Despite the significant advantages of fuel cell (FC) vehicles in reducing urban air pollution and extending driving range, effectively managing their internal energy systems remains a major challenge. To maximize the operational efficiency and lifespan of the FC system without compromising fuel economy, this paper proposes a novel predictive energy management paradigm guided by deep reinforcement learning. This strategy innovatively integrates driving intention speed prediction and health-aware control. Specifically, we developed a multi-input bi-directional long short-term memory (BiLSTM) predictor incorporating driving intentions (DI-BiLSTM) using the fuzzy C-means algorithm to enhance the prediction accuracy of future vehicle state trajectories. Downstream control decisions are executed through an improved deep deterministic policy gradient (DDPG) algorithm, which optimizes action space selection based on the degradation characteristics of the FC system.
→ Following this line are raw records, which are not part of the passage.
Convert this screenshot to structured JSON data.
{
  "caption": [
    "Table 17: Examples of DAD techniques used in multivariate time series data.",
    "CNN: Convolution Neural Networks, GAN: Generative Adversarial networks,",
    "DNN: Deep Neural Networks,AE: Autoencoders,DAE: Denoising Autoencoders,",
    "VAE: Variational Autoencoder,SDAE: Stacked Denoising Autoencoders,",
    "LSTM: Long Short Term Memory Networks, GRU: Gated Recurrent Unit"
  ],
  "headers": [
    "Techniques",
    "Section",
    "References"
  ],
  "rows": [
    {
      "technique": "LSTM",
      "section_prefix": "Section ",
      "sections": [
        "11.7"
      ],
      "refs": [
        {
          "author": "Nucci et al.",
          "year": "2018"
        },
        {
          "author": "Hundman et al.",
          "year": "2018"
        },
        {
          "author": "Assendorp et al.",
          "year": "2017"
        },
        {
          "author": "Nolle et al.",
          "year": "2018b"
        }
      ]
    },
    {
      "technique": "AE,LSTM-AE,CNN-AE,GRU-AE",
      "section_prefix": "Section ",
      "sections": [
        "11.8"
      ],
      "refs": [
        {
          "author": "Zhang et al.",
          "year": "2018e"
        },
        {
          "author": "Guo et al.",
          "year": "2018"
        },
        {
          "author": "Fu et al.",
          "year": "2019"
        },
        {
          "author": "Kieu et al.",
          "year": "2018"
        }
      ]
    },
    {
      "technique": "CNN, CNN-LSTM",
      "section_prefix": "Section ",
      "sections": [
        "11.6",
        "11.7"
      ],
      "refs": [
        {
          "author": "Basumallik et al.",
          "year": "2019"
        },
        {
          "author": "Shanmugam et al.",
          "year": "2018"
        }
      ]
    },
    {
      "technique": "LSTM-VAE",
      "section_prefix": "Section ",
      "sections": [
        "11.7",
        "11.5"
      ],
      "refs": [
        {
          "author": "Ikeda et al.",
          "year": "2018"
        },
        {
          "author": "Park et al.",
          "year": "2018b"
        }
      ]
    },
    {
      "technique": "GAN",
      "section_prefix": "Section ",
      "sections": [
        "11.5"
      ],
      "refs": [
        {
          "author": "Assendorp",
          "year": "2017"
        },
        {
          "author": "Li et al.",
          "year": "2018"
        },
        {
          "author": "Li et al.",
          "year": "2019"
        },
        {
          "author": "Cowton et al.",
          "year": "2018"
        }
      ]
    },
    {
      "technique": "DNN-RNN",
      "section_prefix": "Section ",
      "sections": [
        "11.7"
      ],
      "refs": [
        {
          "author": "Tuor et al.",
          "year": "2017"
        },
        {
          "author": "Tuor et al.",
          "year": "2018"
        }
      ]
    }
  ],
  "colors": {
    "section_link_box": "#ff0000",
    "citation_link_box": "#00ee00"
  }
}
Additionally, during the training and validation phases of the energy management strategy (EMS), we utilized high-quality driving data collected from real bus routes using a high-performance Beidou integrated navigation system, replacing conventional standard driving cycles to enhance the strategy's generalization ability across different scenarios. The results indicate that, compared with conventional prediction model relying solely on historical speed data, the DI-BiLSTM improves prediction accuracy by at least 7.86 % over 3 s, 5 s, and 8 s prediction horizons. Compared with conventional DDPG-based EMS, the proposed EMS increases the average efficiency of the FC system by 32.18 % and extends its lifespan by 16.50 %. In terms of overall driving costs, the proposed EMS improves driving economy by 9.97 % compared with conventional DDPG-based EMS.